One January, as a young teacher in an urban school, I asked children to write what they hoped for in the coming year. I was humbled by their simple and selfless thoughts, to do with family illnesses and new babies and sisters' weddings. One contribution in particular - "I wish that my mum could find a job that she likes" - stays in my mind, and it came back to me when I read, in this anthology, the poem by eight-year-old Alex that begins: "My mum has gone for a job I hope she gets it I really do We need it."
The poems here come from a project by Shelter involving 21 schools from across the country. Eight poets worked with children, encouraging them to write poems about bad housing and poverty. The examples here are by children who are themselves homeless or living in poverty, or are just touched by the plight of their contemporaries.
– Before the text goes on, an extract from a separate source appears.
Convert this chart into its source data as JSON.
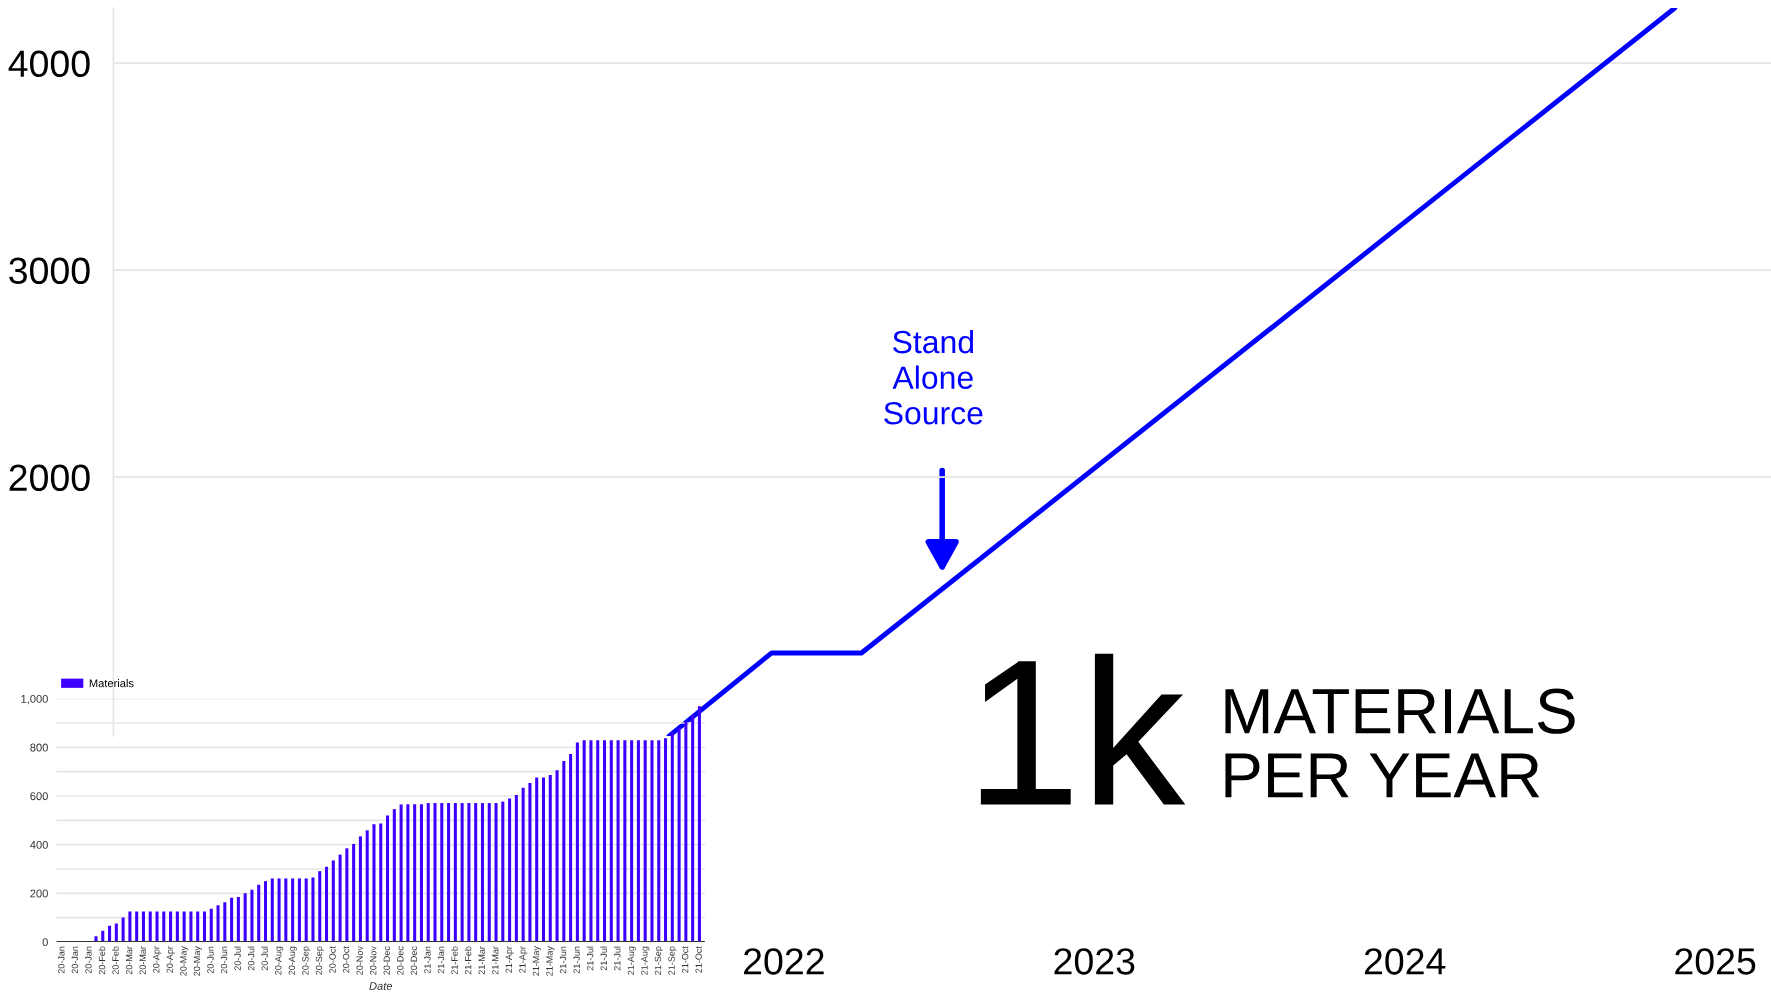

It's a scandal that, as Shelter reminds us in the introduction, 3.5 million children in this country live in poverty, and more than a million in bad housing. Maybe this wake-up call from our children will reach the people who can make a difference. Eight year old Edmund hopes so: "I wish I was somewhere else, somewhere Where I can live. Please help me, Mr Government, I beg you, I plea."
There are 98 poems, and an introductory one, "Missing", by Andrew Motion:
"Whose lives are these, borne on a wing and a prayer, Thronging the water and earth, the fire and air?"
This book is a reminder of the reality of life for many families, and it will provide plenty of food for thought and discussion in class.